Другие сестры едва были знакомы с будущими кавалерами. «Их мнения никто даже не спрашивал, — негодовала Мэри Питерc. — Это походило на брак по договору или на что-то подобное. Аж мороз по коже». В любом случае, девушки не возражали — для того ли, чтобы порадовать Люкс, или развлечься самим, или же просто убить монотонность пятничного вечера. Когда спустя годы мы говорили об этом с миссис Лисбон, она сказала, что не испытывала беспокойства в связи с приближением бала, упомянув еще и тот факт, что специально для праздника были сшиты платья. За неделю до школьной вечеринки она лично отвела девушек в магазин тканей. Там сестры бродили меж развешанных во множестве моделей, где к каждой стойке был приколот вырезанный из папиросной бумаги силуэт платья их мечты, вот только в итоге выяснилось, что давшийся такими муками выбор вовсе не имел никакого значения. Миссис Лисбон прибавила по дюйму к линии бюста и по два — к талии и подолу, так что все четыре платья вышли одинаковыми бесформенными балахонами.

У нас сохранилась фотография, запечатлевшая тот памятный день (Экспонат № 10). Девушки в своих вечерних платьях выстроились на ней в ряд, плечом к плечу, как жены первых поселенцев. Их жесткие прически («Эти выкрутасы не для того, чтобы привлечь взгляд, а наоборот, чтобы оттолкнуть», — мнение Тесси Непи, местного косметолога) имели равнодушный, высокомерный флер европейских мод, устоявших в борьбе с хаосом дикой природы. Платья тоже походили на костюмы обитателей Дикого Запада, с их высокими воротниками и отороченными кружевом фартуками-нагрудниками. Вот они, перед вами, такие, какими мы знали их, какими запомнили, какими будем помнить: робкая Бонни, съежившаяся от фотовспышки, за ней — рассудительная Тереза, недоверчиво захлопнувшая ставни век; следом — прямая и гордая Мэри, стойко выдерживающая нужную позу, и рядышком — Люкс, глядящая не в объектив камеры, но ввысь. В тот вечер то и дело принимался дождь, так что очередная туча разверзлась над головой Люкс (и уронила первую каплю ей на щеку) за мгновение до того, как мистер Лисбон попросил девушек сказать: «Cheese». Далекая от идеала (левый угол оказался засвечен), фотография тем не менее передает все очарование сознающих свою красоту девушек, равно как и едва прочитываемую торжественность момента. Лица сестер светятся изнутри радостным ожиданием. Прижавшись друг к дружке, едва втиснувшись в кадр, они, кажется, предвкушают некое чудесное открытие или разительную перемену в их жизни. В жизни. По крайней мере, именно так мы склонны истолковывать запечатленное на снимке. Не трогайте руками, пожалуйста. Простите, но нам придется спрятать фотографию обратно в конверт.

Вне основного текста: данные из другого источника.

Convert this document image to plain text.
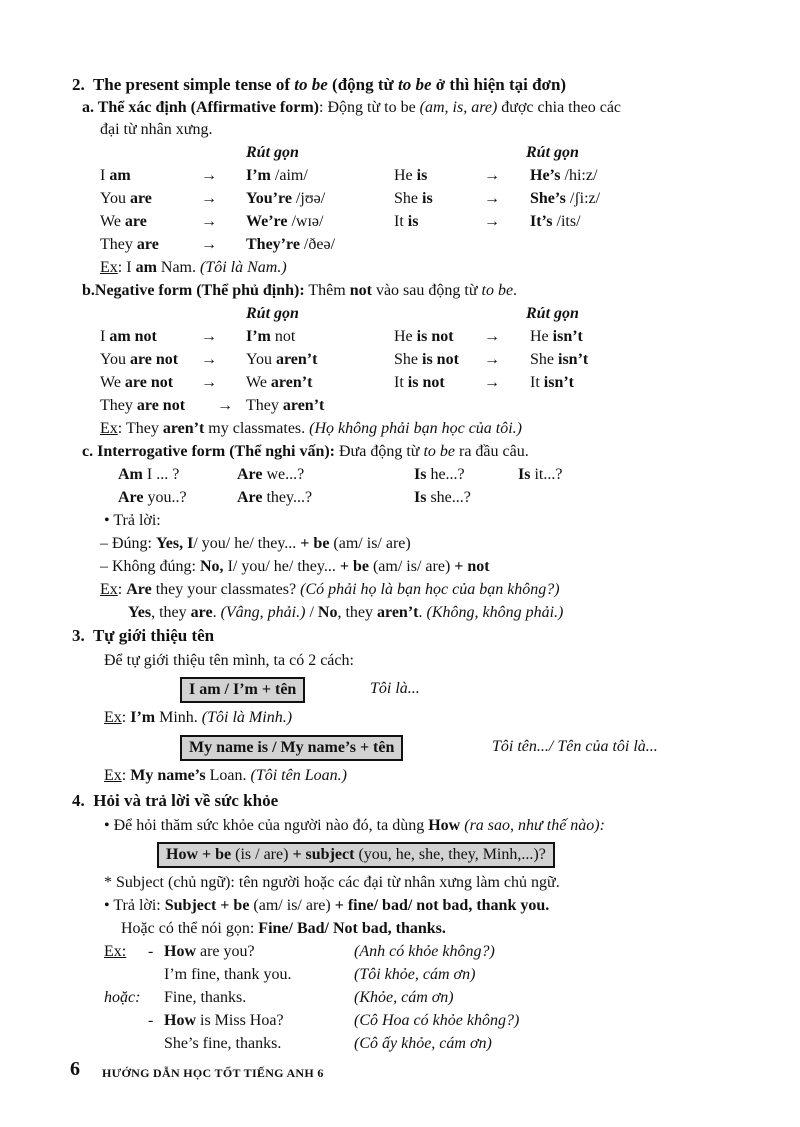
2. The present simple tense of to be (động từ to be ở thì hiện tại đơn)
a. Thể xác định (Affirmative form): Động từ to be (am, is, are) được chia theo các
đại từ nhân xưng.
Rút gọn	Rút gọn
I am	→ I’m /aim/	He is	→ He’s /hi:z/
You are	→ You’re /jʊə/	She is	→ She’s /ʃi:z/
We are	→ We’re /wɪə/	It is	→ It’s /its/
They are	→ They’re /ðeə/
Ex: I am Nam. (Tôi là Nam.)
b.Negative form (Thể phủ định): Thêm not vào sau động từ to be.
Rút gọn	Rút gọn
I am not	→ I’m not	He is not → He isn’t
You are not → You aren’t	She is not → She isn’t
We are not → We aren’t	It is not → It isn’t
They are not → They aren’t
Ex: They aren’t my classmates. (Họ không phải bạn học của tôi.)
c. Interrogative form (Thể nghi vấn): Đưa động từ to be ra đầu câu.
Am I ... ?	Are we...?	Is he...?	Is it...?
Are you..?	Are they...?	Is she...?
• Trả lời:
– Đúng: Yes, I/ you/ he/ they... + be (am/ is/ are)
– Không đúng: No, I/ you/ he/ they... + be (am/ is/ are) + not
Ex: Are they your classmates? (Có phải họ là bạn học của bạn không?)
Yes, they are. (Vâng, phải.) / No, they aren’t. (Không, không phải.)
3. Tự giới thiệu tên
Để tự giới thiệu tên mình, ta có 2 cách:
I am / I’m + tên	Tôi là...
Ex: I’m Minh. (Tôi là Minh.)
My name is / My name’s + tên	Tôi tên.../ Tên của tôi là...
Ex: My name’s Loan. (Tôi tên Loan.)
4. Hỏi và trả lời về sức khỏe
• Để hỏi thăm sức khỏe của người nào đó, ta dùng How (ra sao, như thế nào):
How + be (is / are) + subject (you, he, she, they, Minh,...)?
* Subject (chủ ngữ): tên người hoặc các đại từ nhân xưng làm chủ ngữ.
• Trả lời: Subject + be (am/ is/ are) + fine/ bad/ not bad, thank you.
Hoặc có thể nói gọn: Fine/ Bad/ Not bad, thanks.
Ex: - How are you?	(Anh có khỏe không?)
I’m fine, thank you.	(Tôi khỏe, cám ơn)
hoặc: Fine, thanks.	(Khỏe, cám ơn)
- How is Miss Hoa?	(Cô Hoa có khỏe không?)
She’s fine, thanks.	(Cô ấy khỏe, cám ơn)
6 HƯỚNG DẪN HỌC TỐT TIẾNG ANH 6
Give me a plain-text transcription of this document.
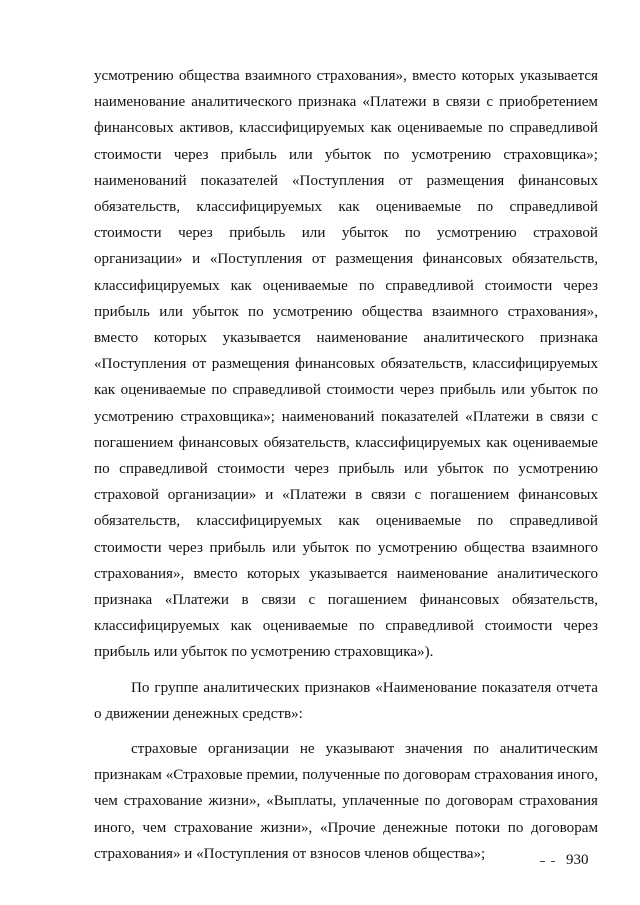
усмотрению общества взаимного страхования», вместо которых указывается наименование аналитического признака «Платежи в связи с приобретением финансовых активов, классифицируемых как оцениваемые по справедливой стоимости через прибыль или убыток по усмотрению страховщика»; наименований показателей «Поступления от размещения финансовых обязательств, классифицируемых как оцениваемые по справедливой стоимости через прибыль или убыток по усмотрению страховой организации» и «Поступления от размещения финансовых обязательств, классифицируемых как оцениваемые по справедливой стоимости через прибыль или убыток по усмотрению общества взаимного страхования», вместо которых указывается наименование аналитического признака «Поступления от размещения финансовых обязательств, классифицируемых как оцениваемые по справедливой стоимости через прибыль или убыток по усмотрению страховщика»; наименований показателей «Платежи в связи с погашением финансовых обязательств, классифицируемых как оцениваемые по справедливой стоимости через прибыль или убыток по усмотрению страховой организации» и «Платежи в связи с погашением финансовых обязательств, классифицируемых как оцениваемые по справедливой стоимости через прибыль или убыток по усмотрению общества взаимного страхования», вместо которых указывается наименование аналитического признака «Платежи в связи с погашением финансовых обязательств, классифицируемых как оцениваемые по справедливой стоимости через прибыль или убыток по усмотрению страховщика»).

По группе аналитических признаков «Наименование показателя отчета о движении денежных средств»:

страховые организации не указывают значения по аналитическим признакам «Страховые премии, полученные по договорам страхования иного, чем страхование жизни», «Выплаты, уплаченные по договорам страхования иного, чем страхование жизни», «Прочие денежные потоки по договорам страхования» и «Поступления от взносов членов общества»;	930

После того как групповой портрет был готов, девушки стали ожидать прибытия кавалеров, каждая по-своему. Бонни и Тереза сели за карты, тогда как Мэри неподвижно застыла в центре комнаты, изо всех сил стараясь не смять платья. Люкс отперла дверь и вышла на парадное крыльцо. Поначалу мы решили, что она потянула лодыжку, но затем заметили на ней туфли на высоких каблучках. Люкс поднималась и спускалась по ступеням, практикуясь в ходьбе, пока в конце квартала не замаячила машина Парки Дентона. Тогда Люкс повернулась, нажала кнопку дверного звонка, предупреждая сестер, и вновь скрылась в доме.

Оставшись в стороне, мы наблюдали за приездом ребят. Желтый «кадиллак» Парки Дентона плыл по улице, и пассажиры выглядывали из него, словно из аквариума, наполненного какой-то иной, не земной атмосферой. Шел дождь, и «дворники» вовсю скребли по ветровому стеклу, но изнутри машины исходил ровный теплый свет. Проезжая мимо дома Джо Ларсона, парни подбодрили нас, показав поднятые большие пальцы.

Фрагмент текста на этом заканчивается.